For (1), shtukas are not needed for the construction of automorphic forms from Galois representations. Rather, this is done using the converse theorem. Shtukas are used to check the hypothesis of the converse theorem, involving automorphic forms on lower-rank groups, by converting these to Galois representations. (But shtukas aren't actually needed for this in the rank two case, as you only need the rank 1 Langlands correspondence, which is easier.)
A similar process occurs when we construct the modular form associated to an elliptic curve by taking the $L$-function of the elliptic curve, writing it as a Dirichlet series $\sum_n a_n n^{-s}$, and taking the function $\sum_n a_n q^n$ on the upper half-plane. The work in Wiles' theorem (and Taylor-Wiles and Breuil-Conrad-Diamond-Taylor) is in proving this function is a modular form, not in constructing it.
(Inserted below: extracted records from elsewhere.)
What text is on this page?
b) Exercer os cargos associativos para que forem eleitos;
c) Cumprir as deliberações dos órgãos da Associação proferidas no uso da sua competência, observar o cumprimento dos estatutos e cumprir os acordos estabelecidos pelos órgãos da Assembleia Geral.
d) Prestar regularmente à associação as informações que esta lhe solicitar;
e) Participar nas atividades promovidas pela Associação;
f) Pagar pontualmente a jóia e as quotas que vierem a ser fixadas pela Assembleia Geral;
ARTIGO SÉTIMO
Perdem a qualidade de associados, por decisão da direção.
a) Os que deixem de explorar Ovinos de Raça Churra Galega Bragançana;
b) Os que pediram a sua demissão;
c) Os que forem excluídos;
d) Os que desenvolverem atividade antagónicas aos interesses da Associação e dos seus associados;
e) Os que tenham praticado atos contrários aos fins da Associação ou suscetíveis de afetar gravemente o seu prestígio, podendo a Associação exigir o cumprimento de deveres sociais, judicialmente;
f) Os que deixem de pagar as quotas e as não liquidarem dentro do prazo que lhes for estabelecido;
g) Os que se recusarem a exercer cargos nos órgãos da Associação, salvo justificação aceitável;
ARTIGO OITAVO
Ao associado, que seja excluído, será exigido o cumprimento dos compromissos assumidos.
The construction of the automorphic form in the function field case is totally analogous to this - one can write down a function using an explicit Whittaker expansion, and the difficulty is in proving that this function satisfies some equivariance property.
The automorphic representation can then be constructed in the usual way from the automorphic form. Alternately, the representation can be constructed "directly" by applying the local Langlands correspondence at each place. Then again the real difficulty is in showing that this representation is indeed automorphic.